Station Information

The majority of CalCOFI field work consists of the occupation of the oceanographic stations -specific geographic locations - which pattern the survey area. Seventy-five stations are scheduled during a typical 18 day cruise. Coverage is expanded north of Pt Conception during winter and spring spawning seasons to 104 stations. Within the allotted ship time, each cruise occupies every station possible but the station plan is dynamic. Stations are reordered or dropped when weather, ship, medical, or naval issues interrupt station operations.

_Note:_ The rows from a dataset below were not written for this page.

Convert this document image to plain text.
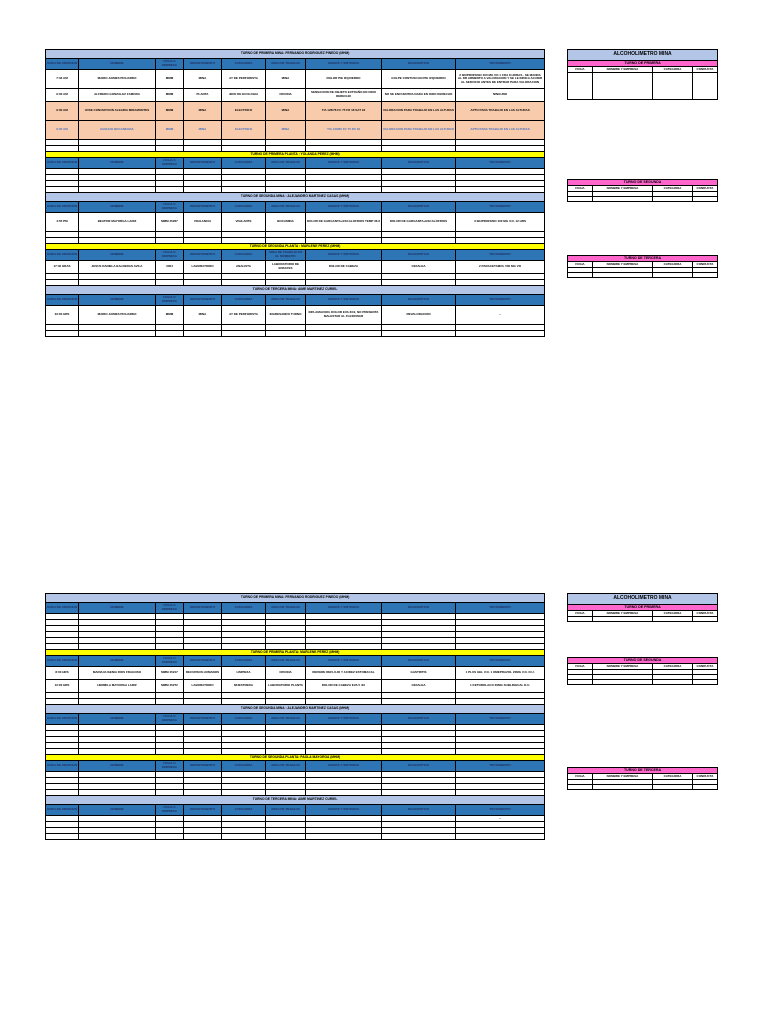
TURNO DE PRIMERA MINA: FERNANDO RODRIGUEZ PINEDO (MHM)								
HORA DE ATENCION	NOMBRE	FICHA O EMPRESA	DEPARTAMENTO	CATEGORIA	AREA DE TRABAJO	SIGNOS Y SINTOMAS	DIAGNOSTICO	TRATAMIENTO
7:33 AM	MARIO JAIMES PICHARDO	MMM	MINA	AY DE PERFORISTA	MINA	DOLOR PIE IZQUIERDO	GOLPE CONTUSO EN PIE IZQUIERDO	2 IBUPROFENO 400 MG VO 1 CDA 8 HORAS , SE MANDA AL DR ARMENTO A VALORACION Y SE LE INDICA ACUDIR AL SERVICIO ANTES DE ENTRAR PARA VALORACION
9:00 AM	ALFREDO GONZALEZ ZAMORA	MMM	PLANTA	JEFE DE ECOLOGIA	OFICINA	SENSACION DE OBJETO EXTRAÑO EN OIDO DERECHO	NO SE ENCUENTRA NADA EN OIDO DERECHO	NINGUNO
9:00 AM	JOSE CONCEPCION ALEGRIA MIRAMONTES	MMM	MINA	ELECTRICO	MINA	T/A 126/78 FC 75 FR 18 SAT 94	VALORACION PARA TRABAJO EN LAS ALTURAS	APTO PARA TRABAJO EN LAS ALTURAS
9:00 AM	IGNACIO BOCANEGRA	MMM	MINA	ELECTRICO	MINA	T/A 120/80 FC 75 FR 18	VALORACION PARA TRABAJO EN LAS ALTURAS	APTO PARA TRABAJO EN LAS ALTURAS

TURNO DE PRIMERA PLANTA : YOLANDA PEREZ (MHM)								
HORA DE ATENCION	NOMBRE	FICHA O EMPRESA	DEPARTAMENTO	CATEGORIA	AREA DE TRABAJO	SIGNOS Y SINTOMAS	DIAGNOSTICO	TRATAMIENTO

TURNO DE SEGUNDA MINA : ALEJANDRO MARTINEZ CASAS (MHM)								
HORA DE ATENCION	NOMBRE	FICHA O EMPRESA	DEPARTAMENTO	CATEGORIA	AREA DE TRABAJO	SIGNOS Y SINTOMAS	DIAGNOSTICO	TRATAMIENTO
4:55 PM	BEATRIZ MAYORGA LARIZ	MMM 45267	VIGILANCIA	VIGILANTE	BOCAMINA	DOLOR DE GARGANTA+ESCALOFRIOS TEMP 36.6	DOLOR DE GARGANTA+ESCALOFRIOS	3 IBUPROFENO 400 MG V.O. 12 HRS

TURNO DE SEGUNDA PLANTA : MARLENE PEREZ (MHM)								
HORA DE ATENCION	NOMBRE	FICHA O EMPRESA	DEPARTAMENTO	CATEGORIA	AREA DE TRABAJO EN EL MOMENTO	SIGNOS Y SINTOMAS	DIAGNOSTICO	TRATAMIENTO
17:40 HRAS	JESUS DANIELA BALDERAS AVILA	3004	LABORATORIO	ANALISTA	LABORATORIO DE ENSAYES	DOLOR DE CABEZA	CEFALEA	2 PARACETAMOL 500 MG VO

TURNO DE TERCERA MINA: AIME MARTINEZ CURIEL								
HORA DE ATENCION	NOMBRE	FICHA O EMPRESA	DEPARTAMENTO	CATEGORIA	AREA DE TRABAJO	SIGNOS Y SINTOMAS	DIAGNOSTICO	TRATAMIENTO
23:00 HRS	MARIO JAIMES PICHARDO	MMM	MINA	AY DE PERFORISTA	INGRESANDO TURNO	INFLAMACION, DOLOR EVA 3/10, NO PRESENTA MALESTAR AL FLEXIONAR	REVALORACION	--

ALCOHOLIMETRO MINA			
TURNO DE PRIMERA			
FICHA	NOMBRE Y EMPRESA	CATEGORIA	CONDUCTA

TURNO DE SEGUNDA			
FICHA	NOMBRE Y EMPRESA	CATEGORIA	CONDUCTA

TURNO DE TERCERA			
FICHA	NOMBRE Y EMPRESA	CATEGORIA	CONDUCTA

TURNO DE PRIMERA MINA: FERNANDO RODRIGUEZ PINEDO (MHM)								
HORA DE ATENCION	NOMBRE	FICHA O EMPRESA	DEPARTAMENTO	CATEGORIA	AREA DE TRABAJO	SIGNOS Y SINTOMAS	DIAGNOSTICO	TRATAMIENTO

TURNO DE PRIMERA PLANTA: MARLENE PEREZ (MHM)								
HORA DE ATENCION	NOMBRE	FICHA O EMPRESA	DEPARTAMENTO	CATEGORIA	AREA DE TRABAJO	SIGNOS Y SINTOMAS	DIAGNOSTICO	TRATAMIENTO
8:00 HRS	MARIA EUGENIA RIOS FRAGOSO	MMM 45217	RECURSOS HUMANOS	LIMPIEZA	OFICINA	REFIERE REFLUJO Y ACIDEZ ESTOMACAL	GASTRITIS	1 PLUS GEL V.O. 1 OMEPRAZOL 20MG V.O. D.U.
12:00 HRS	HERMILA MAYORGA LARIZ	MMM 45272	LABORATORIO	MUESTRERA	LABORATORIO PLANTA	DOLOR DE CABEZA EVA 5 /10	CEFALEA	1 KETOROLACO 30MG SUBLINGUAL D.U.

TURNO DE SEGUNDA MINA : ALEJANDRO MARTINEZ CASAS (MHM)								
HORA DE ATENCION	NOMBRE	FICHA O EMPRESA	DEPARTAMENTO	CATEGORIA	AREA DE TRABAJO	SIGNOS Y SINTOMAS	DIAGNOSTICO	TRATAMIENTO

TURNO DE SEGUNDA PLANTA: PAOLA MAYORGA (MHM)								
HORA DE ATENCION	NOMBRE	FICHA O EMPRESA	DEPARTAMENTO	CATEGORIA	AREA DE TRABAJO	SIGNOS Y SINTOMAS	DIAGNOSTICO	TRATAMIENTO

TURNO DE TERCERA MINA: AIME MARTINEZ CURIEL								
HORA DE ATENCION	NOMBRE	FICHA O EMPRESA	DEPARTAMENTO	CATEGORIA	AREA DE TRABAJO	SIGNOS Y SINTOMAS	DIAGNOSTICO	TRATAMIENTO
								--

ALCOHOLIMETRO MINA			
TURNO DE PRIMERA			
FICHA	NOMBRE Y EMPRESA	CATEGORIA	CONDUCTA

TURNO DE SEGUNDA			
FICHA	NOMBRE Y EMPRESA	CATEGORIA	CONDUCTA

TURNO DE TERCERA			
FICHA	NOMBRE Y EMPRESA	CATEGORIA	CONDUCTA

In 1949, the cruise transects were determined by lines drawn on nautical charts perpendicular (true bearing 330 degrees) to the California coastline 40 nautical miles apart. Stations in the coastal regime were spaced every 20nm or closer, around features such as basin or islands. Offshore stations were spaced 40nm apart to create a 40x40nm grid. The main goal was the measurement of onshore-offshore gradients strongly influenced by the California Current & bathymetry. Most oceanographic features off the California coast are influenced by the southward flow of the California Current and a seasonal, northward, near-shore counter current. Having transects oriented at right angles to the coastline allows better resolution of transition zones than if they were along the lines of latitude and longitude. In referring to a station number under the present plan, the line number is given, then a decimal point, then the station number. This scheme facilitates quick identification of the station location within the pattern: station 90.60 is station 60.0 on line 90.0, for example.